De Niro plays Jackie Burke, an aging insult comic and a sitcom star 30 years ago, now reduced to low-rent nostalgia gigs for small audiences who only want to hear the catchphrases from his old show. At a gig, Jackie uses his microphone to break a heckler’s nose; then, instead of apologizing in court, he spins off on a foul-mouthed insult riff. (Jackie’s whole career is foul-mouthed.) He gets 30 days in jail and 100 hours of community service, serving the homeless in a downtown mission.

There he meets Harmony Schultz (Leslie Mann), who has similar anger issues; she’s doing community service for assaulting an ex. Somehow their sharp edges mesh; they like each other. He takes her to his gay niece’s wedding, enraging his sister-in-law (Patti LuPone) and secretly titillating his brother Jimmy (DeVito) with his raunchy toast to the brides. Harmony takes him to dinner with her father Mac (Keitel), a fan of that long-ago sitcom who immediately detests Jackie in person. The feeling is mutual, and when Mac, talking about his daughter, asks “What are your intentions here?” Jackie can’t resist: “To fuck her brains out. After that, we’ll see.”

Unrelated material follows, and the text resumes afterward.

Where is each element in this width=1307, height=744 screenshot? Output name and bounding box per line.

The Comedian is a movie of anecdotes, episodes and I-can’t-believe-he-said-that moments. For all its nice touches—the easy, cheerful chemistry between De Niro and Mann, say, and the wisps of sibling affection that tease us from between De Niro and DeVito’s lines—the movie feels only half-cooked, as if script ideas trotted out and jotted down in story conferences got misplaced on the way to the keyboard and were never developed.

Four writers get credit (Art Linson, Jeff Ross, Richard LaGravanese and Lewis Friedman) and the script feels as if they spent more time rewriting each other than working together—in every sense, they seem not to have been on the same page.

And with all those fingers in the pie, no one wrote anything really funny for Jackie to say. We have to take Jackie’s lightning wit on faith, it’s not in anything he says. De Niro has great timing, but it’s not comic timing; he doesn’t find the rhythms of someone who’s as naturally funny as everyone says Jackie is.

Hackford has a good but underused cast—Charles Grodin, Cloris Leachman and Lois Smith pop in now and then, and Edie Falco strides through as Jackie’s manager, a Greek chorus to his simmering rage—and he catches the seedy atmosphere. But The Comedian is too much like Jackie himself: It keeps too much to itself, and it overstays its welcome.